Using high concentrations of hydrogen in the staining procedure has the advantage that Hyd-3 activity is detectable after a few minutes’ exposure, while Hyd-2 is not detectable under these conditions, possibly due to the low abundance of the enzyme in extracts of E. coli coupled with the brief exposure to hydrogen. Hyd-3, like Hyd-1, is a more abundant
enzyme and this possibly explains the rapid visualization of both these enzymes after only 10 min exposure to high hydrogen concentrations. AZD1390 datasheet The fact that the FHL complex is active in H2 oxidation contrasts the physiological direction of the reaction in the E. coli cell. This, therefore, might be an explanation for the comparatively high H2 concentrations required to drive the reaction in the direction of hydrogen oxidation.

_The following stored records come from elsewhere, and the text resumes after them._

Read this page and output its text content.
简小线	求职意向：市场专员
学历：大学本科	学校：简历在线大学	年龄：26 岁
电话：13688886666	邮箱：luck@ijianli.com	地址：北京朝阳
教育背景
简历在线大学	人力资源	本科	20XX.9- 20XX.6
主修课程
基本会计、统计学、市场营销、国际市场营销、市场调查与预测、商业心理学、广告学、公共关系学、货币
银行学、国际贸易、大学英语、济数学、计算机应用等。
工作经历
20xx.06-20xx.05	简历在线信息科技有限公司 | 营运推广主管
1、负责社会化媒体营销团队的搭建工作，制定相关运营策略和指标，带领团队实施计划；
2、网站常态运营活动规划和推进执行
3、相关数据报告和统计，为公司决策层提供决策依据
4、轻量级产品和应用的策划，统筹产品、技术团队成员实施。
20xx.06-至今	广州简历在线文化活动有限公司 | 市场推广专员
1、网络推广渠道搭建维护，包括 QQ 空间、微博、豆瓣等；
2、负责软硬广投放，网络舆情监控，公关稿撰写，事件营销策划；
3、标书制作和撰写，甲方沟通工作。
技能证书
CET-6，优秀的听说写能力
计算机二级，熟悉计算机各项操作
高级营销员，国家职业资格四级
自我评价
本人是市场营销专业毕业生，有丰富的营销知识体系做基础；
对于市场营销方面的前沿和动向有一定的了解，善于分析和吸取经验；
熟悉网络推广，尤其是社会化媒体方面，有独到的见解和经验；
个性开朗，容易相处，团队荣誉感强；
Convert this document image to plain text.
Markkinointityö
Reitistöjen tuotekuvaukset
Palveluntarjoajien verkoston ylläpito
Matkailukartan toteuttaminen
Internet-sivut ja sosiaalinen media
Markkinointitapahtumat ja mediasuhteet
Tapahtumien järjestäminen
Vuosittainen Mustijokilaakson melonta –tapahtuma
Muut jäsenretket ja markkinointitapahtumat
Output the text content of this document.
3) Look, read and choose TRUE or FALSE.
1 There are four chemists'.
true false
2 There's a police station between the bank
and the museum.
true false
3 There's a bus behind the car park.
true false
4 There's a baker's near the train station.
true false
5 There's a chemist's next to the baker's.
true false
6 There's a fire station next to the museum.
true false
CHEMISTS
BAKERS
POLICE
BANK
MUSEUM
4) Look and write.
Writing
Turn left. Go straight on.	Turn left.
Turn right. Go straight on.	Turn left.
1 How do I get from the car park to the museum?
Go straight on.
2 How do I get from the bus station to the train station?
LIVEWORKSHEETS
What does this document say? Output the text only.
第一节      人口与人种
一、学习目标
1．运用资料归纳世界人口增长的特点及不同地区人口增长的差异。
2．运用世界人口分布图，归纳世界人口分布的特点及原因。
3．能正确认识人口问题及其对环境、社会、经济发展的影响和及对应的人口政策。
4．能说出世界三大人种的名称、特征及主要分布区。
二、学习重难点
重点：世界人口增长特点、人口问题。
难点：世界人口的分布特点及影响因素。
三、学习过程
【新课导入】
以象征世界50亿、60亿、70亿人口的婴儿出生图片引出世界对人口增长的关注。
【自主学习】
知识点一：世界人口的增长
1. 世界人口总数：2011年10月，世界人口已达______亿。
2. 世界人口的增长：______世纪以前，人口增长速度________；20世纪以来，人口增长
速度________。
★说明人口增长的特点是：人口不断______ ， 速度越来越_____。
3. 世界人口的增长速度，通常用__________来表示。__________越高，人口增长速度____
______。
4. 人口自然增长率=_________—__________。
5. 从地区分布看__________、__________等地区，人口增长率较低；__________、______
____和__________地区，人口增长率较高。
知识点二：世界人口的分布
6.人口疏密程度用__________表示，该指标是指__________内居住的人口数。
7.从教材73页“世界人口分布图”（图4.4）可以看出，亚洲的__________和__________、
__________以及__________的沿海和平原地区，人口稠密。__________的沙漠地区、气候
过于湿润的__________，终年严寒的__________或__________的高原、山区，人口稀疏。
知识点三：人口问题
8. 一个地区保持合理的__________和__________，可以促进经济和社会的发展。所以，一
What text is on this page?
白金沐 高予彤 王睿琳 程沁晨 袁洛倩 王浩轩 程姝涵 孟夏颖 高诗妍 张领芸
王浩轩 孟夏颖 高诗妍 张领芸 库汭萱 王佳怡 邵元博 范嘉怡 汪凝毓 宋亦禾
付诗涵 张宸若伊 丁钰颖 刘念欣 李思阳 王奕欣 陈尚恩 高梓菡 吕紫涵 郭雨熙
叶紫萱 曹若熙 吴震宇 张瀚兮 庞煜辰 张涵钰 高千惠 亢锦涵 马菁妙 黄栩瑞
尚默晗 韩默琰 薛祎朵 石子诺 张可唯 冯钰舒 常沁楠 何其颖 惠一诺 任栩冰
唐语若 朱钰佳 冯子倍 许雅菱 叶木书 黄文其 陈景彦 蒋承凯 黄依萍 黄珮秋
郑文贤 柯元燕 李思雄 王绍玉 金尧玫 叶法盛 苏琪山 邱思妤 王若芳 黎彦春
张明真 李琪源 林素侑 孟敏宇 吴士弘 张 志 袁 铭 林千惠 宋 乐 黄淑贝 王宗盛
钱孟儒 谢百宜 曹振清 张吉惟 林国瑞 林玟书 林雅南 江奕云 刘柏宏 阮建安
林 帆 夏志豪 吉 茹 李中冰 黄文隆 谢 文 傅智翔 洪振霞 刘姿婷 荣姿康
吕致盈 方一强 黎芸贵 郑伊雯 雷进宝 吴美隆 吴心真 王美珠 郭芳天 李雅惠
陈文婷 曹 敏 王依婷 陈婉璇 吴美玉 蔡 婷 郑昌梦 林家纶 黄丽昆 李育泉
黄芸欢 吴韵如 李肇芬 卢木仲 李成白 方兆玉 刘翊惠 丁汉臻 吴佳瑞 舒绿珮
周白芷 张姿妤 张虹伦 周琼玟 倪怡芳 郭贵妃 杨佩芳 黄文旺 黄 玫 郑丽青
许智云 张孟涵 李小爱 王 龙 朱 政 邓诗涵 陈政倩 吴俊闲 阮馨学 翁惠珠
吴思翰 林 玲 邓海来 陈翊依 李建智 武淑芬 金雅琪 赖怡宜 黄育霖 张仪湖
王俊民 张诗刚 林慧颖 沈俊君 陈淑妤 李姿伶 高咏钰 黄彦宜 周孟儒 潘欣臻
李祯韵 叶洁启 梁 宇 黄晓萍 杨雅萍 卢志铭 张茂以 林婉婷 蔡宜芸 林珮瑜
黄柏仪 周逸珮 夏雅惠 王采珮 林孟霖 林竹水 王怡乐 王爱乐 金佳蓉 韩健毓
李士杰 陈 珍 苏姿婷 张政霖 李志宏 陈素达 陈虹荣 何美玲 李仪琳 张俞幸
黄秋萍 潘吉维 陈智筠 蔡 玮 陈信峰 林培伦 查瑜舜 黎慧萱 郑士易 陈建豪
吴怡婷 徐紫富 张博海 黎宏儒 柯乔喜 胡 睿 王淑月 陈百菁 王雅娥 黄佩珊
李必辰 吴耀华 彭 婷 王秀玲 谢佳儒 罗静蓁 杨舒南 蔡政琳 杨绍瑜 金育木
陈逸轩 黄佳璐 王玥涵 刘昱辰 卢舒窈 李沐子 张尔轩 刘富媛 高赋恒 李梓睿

The similar redox potentials of formate and hydrogen do, however, indicate that this reaction should be freely reversible, possibly pointing to a role of a progenitor of the FHL complex in CO2 fixation [44]. Another possible explanation for the effect of hydrogen concentration on Hyd-3 activity is that high hydrogen concentrations drive the redox potential of a solution to more negative E h values [10]. For example
a 100% hydrogen atmosphere will result in a E h = -420 mV in anaerobic cultures, while a 5% hydrogen concentration in the headspace equates to a redox potential of around -370 mV and BLZ945 nmr a dissolved hydrogen concentration in cultures of maximally 40 μM at 25°C [36]. Our recent studies have shown that the [Fe-S]-cluster-containing small selleckchem subunit of the hydrogenase must be associated with the large subunit in order for hydrogen-dependent BV reduction to occur [20]. It is possible that BV receives electrons from a [Fe-S] cluster. If this is the case, then hydrogen-dependent BV reduction by a component of Hyd-3 also possibly occurs via a [Fe-S] cluster; however, due to the considerable number of [Fe-S] cluster-containing subunits in the complex (HycB, HycF, HycG and the Fdh-H enzyme itself [20, 45]) future studies will aminophylline be required to elucidate whether BV can interact with one or several
sites in the complex. The use of the electron acceptor NBT enabled a clear distinction between Hyd-1 and Hyd-2 activities. Previous experiments have shown that PMS/NBT staining is sometimes non-specific due to interaction with protein-bound sulfhydryl groups and even BSA was shown to be capable of staining gels incubated with PMS/NBT [46]. We could clearly show in this study, however, that, of the hydrogenases in E. coli, only Hyd-1 was capable of the specific, hydrogen-dependent reduction of PMS/NBT. Notably, both respiratory Fdhs also showed a strong NBT-reducing activity, which correlates well with previous findings for these enzymes [21]. Hyd-1 is similar to the oxygen-tolerant hydrogenases of R. eutropha and it is equipped with two supernumerary cysteinyl residues, which coordinate the proximal [4Fe-3S]-cluster [9, 47].